How the Barca academy works is typified by the contrasting attitudes of Lionel Messi and Cesc Fabregas. Both developed their skills at Barca’s La Masia academy, Messi came from a young age from Argentina to play for Barca while Fabregas left the club after being poached by Arsenal. While Messi wants to stay at the club for the rest of his career rather than returning to Argentina, Fabregas clearly has the desire to return to Spain. Why is Cesc not as loyal as Messi? Because Barca trained them both in the ways of Barca, and while one wants to stay, the other wants to return there. The same sort of thing was hopefully going to take place at Liverpool, and this is why I disagree with St John on the changing of the academy staff. For the best part of ten years, the Academy had only produced one player of any note, Stephen Warnock, and it was time for a change.
Part of this new approach was to bring in young English players to kick start this process of club indoctrination. Both Jonjo Shelvey and Raheem Sterling reportedly rejected bigger offers from other clubs to join the Reds, and these sort of players are seen as the way forward for the club. How much this was motivated by the Premier League quota system being established or by a genuine belief that that the team would be improved by more local talent is open to interpretation, but I believe the continual involvement of both Borrell and Segura is crucial for this process to continue. One of the best things a new manager could do is to convince them both to stay and continue with their long term project. Otherwise we may go back to square one and revert to poaching foreign youngsters. Then the club would truly be losing its identity.

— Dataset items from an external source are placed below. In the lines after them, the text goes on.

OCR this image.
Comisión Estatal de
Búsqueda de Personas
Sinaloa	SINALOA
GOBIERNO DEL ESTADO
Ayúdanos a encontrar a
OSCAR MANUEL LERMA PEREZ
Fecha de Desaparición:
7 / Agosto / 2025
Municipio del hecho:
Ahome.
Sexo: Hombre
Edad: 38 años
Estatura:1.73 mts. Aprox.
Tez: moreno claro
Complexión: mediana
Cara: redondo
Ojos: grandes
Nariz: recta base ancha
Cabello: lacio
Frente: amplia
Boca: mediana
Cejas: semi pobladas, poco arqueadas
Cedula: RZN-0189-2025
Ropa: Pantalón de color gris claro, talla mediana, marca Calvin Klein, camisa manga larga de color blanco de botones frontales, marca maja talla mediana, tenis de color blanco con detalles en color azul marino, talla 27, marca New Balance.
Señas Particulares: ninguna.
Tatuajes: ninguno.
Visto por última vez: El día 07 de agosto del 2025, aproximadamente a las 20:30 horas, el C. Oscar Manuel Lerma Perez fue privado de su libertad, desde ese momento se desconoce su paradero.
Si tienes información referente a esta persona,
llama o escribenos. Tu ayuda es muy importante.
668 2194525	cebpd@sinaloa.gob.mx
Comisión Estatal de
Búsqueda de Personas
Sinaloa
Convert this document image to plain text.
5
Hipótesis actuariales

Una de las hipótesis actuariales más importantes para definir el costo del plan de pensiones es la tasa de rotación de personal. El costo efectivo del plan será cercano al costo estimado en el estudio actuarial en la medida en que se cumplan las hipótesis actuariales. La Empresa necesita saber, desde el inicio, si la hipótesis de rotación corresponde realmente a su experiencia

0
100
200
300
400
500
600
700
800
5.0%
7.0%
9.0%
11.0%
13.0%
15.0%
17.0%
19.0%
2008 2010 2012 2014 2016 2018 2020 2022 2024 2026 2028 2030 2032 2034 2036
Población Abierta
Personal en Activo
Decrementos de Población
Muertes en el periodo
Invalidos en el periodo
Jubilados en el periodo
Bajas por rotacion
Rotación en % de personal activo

Certainly the loss of the traditional Liverpool bootroom will lead to a certain extent a change of identity for the football club but such a thing is inevitable in any club these days as coaches and players come from all around the world to play in the world’s richest league. As long as the coaches and players understand the Liverpool Way and have that “passion,” then we shouldn’t ask for anything else, and any players who do not share this passion and loyalty to the club should, as Jamie Carragher put it, just leave. When going through a difficult spell in the club’s history, it is time for the team and staff to come together, the only way this can happen is through commitment to the club rather than wanting out.